PEWARISAN TERHADAP ANAK LUAR KAWIN BERDASARKAN KITAB UNDANG-UNDANG HUKUM PERDATA
Abstract
RINGKASAN
Waris, kata itu sering kita dengar dan sering diperdebatkan oleh orang-
orang atau para ahli waris yang menggugat pembagian warisan. Dari situ muncul
sengketa yang terjadi antar saudara, untuk menyelesaikan sengketa waris tersebut
diperlukan suatu hukum yang mengatur, yaitu Hukum Waris. Dalam skripsi ini
penulis melihat Hukum Waris dari sudut pandang Burgerlijk Wetboek (Kitab
Undang-Undang Hukum Perdata) yang diatur dalam Buku II perihal Kebendaan.
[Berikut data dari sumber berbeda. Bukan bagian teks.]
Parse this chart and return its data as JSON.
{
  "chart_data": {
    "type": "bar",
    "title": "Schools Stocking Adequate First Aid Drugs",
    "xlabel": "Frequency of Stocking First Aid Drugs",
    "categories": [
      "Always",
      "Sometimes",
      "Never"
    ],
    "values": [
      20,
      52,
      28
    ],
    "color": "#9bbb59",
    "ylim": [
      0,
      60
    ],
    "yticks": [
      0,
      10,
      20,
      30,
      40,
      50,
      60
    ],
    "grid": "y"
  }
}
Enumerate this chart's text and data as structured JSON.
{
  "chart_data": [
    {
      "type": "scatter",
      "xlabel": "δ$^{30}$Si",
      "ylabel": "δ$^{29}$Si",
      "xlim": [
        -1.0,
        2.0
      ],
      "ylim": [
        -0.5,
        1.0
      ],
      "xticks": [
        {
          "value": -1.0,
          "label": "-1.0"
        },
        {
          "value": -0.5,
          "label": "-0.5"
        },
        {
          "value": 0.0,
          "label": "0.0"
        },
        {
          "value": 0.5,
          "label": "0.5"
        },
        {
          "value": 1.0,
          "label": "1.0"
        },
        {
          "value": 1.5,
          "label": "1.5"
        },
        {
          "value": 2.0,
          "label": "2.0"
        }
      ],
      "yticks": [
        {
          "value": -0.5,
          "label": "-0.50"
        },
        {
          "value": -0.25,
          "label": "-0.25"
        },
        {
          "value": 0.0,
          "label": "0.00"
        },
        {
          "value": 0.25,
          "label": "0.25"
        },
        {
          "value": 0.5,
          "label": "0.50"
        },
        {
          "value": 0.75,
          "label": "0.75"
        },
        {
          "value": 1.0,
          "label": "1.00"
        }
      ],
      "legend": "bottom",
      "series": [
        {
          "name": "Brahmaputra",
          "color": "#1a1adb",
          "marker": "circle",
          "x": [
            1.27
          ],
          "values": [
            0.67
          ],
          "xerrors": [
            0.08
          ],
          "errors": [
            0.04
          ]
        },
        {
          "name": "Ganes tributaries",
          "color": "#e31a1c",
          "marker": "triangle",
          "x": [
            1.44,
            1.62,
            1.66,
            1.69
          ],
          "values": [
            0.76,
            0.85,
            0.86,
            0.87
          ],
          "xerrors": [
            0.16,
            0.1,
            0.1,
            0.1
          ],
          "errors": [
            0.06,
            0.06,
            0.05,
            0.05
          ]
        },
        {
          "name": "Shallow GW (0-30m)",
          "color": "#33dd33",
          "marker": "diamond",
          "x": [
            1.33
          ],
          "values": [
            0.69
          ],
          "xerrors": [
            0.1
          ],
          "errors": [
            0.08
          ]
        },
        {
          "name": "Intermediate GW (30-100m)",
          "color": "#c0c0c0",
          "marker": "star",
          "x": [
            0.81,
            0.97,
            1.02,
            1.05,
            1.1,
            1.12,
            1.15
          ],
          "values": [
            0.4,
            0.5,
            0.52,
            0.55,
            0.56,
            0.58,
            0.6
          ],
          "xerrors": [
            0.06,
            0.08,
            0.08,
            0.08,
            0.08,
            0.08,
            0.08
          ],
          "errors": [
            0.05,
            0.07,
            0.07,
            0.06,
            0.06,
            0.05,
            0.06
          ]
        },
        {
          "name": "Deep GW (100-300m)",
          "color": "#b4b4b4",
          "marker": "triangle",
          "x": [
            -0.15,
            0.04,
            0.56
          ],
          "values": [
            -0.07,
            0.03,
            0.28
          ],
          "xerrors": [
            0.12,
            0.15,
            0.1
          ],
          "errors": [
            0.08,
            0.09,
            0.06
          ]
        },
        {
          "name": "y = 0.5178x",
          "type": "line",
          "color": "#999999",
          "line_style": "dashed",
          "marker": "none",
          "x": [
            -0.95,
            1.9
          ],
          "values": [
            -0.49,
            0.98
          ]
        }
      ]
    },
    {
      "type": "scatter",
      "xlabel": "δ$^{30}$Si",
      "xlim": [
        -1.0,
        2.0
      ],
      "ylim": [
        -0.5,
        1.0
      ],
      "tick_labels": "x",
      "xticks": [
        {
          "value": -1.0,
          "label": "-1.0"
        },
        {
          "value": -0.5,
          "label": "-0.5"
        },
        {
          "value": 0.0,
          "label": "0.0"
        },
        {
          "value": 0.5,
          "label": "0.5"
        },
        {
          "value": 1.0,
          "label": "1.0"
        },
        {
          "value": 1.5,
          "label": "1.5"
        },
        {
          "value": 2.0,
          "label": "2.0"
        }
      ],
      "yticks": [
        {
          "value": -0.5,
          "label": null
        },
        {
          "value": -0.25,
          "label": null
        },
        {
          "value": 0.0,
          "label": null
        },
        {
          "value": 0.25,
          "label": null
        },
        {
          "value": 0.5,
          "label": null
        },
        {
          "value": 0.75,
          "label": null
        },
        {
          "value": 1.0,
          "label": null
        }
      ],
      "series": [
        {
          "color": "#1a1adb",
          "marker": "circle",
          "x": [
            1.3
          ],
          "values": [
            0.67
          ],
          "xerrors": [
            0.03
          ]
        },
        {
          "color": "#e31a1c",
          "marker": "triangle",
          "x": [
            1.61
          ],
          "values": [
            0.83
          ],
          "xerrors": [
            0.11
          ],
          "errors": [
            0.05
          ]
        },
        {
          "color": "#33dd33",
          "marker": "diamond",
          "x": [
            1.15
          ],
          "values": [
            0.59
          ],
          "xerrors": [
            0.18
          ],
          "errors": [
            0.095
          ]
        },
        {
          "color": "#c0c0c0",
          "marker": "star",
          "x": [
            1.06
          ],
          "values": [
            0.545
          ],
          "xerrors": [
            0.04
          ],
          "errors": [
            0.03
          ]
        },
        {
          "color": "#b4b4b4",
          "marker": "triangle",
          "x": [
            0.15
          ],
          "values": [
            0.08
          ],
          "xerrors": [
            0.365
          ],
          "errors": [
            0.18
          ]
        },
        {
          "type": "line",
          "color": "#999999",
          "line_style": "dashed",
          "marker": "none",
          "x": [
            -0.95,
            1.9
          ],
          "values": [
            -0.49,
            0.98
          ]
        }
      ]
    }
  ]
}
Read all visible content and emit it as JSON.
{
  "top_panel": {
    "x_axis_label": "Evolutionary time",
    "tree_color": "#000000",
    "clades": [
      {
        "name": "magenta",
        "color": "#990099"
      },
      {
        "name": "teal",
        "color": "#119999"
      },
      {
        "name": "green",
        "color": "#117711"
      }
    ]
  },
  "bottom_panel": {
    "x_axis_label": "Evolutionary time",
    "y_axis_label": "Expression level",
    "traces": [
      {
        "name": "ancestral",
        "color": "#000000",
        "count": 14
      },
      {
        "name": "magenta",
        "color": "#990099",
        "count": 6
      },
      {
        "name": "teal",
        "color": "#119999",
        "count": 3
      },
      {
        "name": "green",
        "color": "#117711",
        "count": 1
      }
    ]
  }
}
Menurut doktrin yang ada, Hukum Perdata dibagi dalam empat bagian yaitu :
hukum tentang orang, hukum keluarga, hukum kekayaan, dan hukum waris
(Subekti, 2003:16). Dalam skripsi ini yang dibahas adalah mengenai pewarisan
terhadap anak luar kawin. Dikatakan sebagai anak luar kawin dikarenakan ia lahir
sebelum dilakukannya suatu perkawinan yang sah oleh orang tuanya dan tidak
terikat perkawinan sebelumnya. Sehingga menimbulkan suatu permasalahan
dalam hak dan kewajibannya sebagai anak luar kawin, yang salah satunya adalah
mengenai pewarisannya. Dikatakan berdasarkan Burgerlijk Wetboek (Kitab
Undang-Undang Hukum Perdata), karena disekitar penulis banyak menjumpai
orang-orang yang masih keturunan Tiong Hoa, sehingga penulis memilih
pewarisan terhadap anak luar kawin berdasarkan Kitab Undang-Undang Hukum
Perdata.
Permasalahan yang dapat ditarik dalam skripsi ini adalah (1) Apakah
setiap anak luar kawin dapat menjadi ahli waris?, (2) Apakah pengakuan terhadap
anak luar kawin oleh ibu atau ayah biologis dapat menunjukkan bahwa ada
hubungan darah?, dan (3) Apabila menjadi ahli waris berapa bagian besarnya hak
waris anak luar kawin?.
Dari penulisan karya ilmiah yang berbentuk skripsi ini, bertujuan untuk
mengetahui bagaimana anak luar kawin ini dalam pewarisannya, apakah ia dapat
menjadi seorang ahli waris dari orang tuanya, jika ia dapat dikatakan sebagai ahli
waris ada syarat yang harus dipenuhi sebelumnya bahwa ia harus diakui baik oleh
ibu maupun ayahnya dengan sah. Dalam pengakuan yang dilakukan orang tua
biologisnya tersebut dapat menunjukkan adanya hubungan darah atau tidak, serta
untuk mengetahui besarnya hak waris anak luar kawin jika ia menjadi ahli waris.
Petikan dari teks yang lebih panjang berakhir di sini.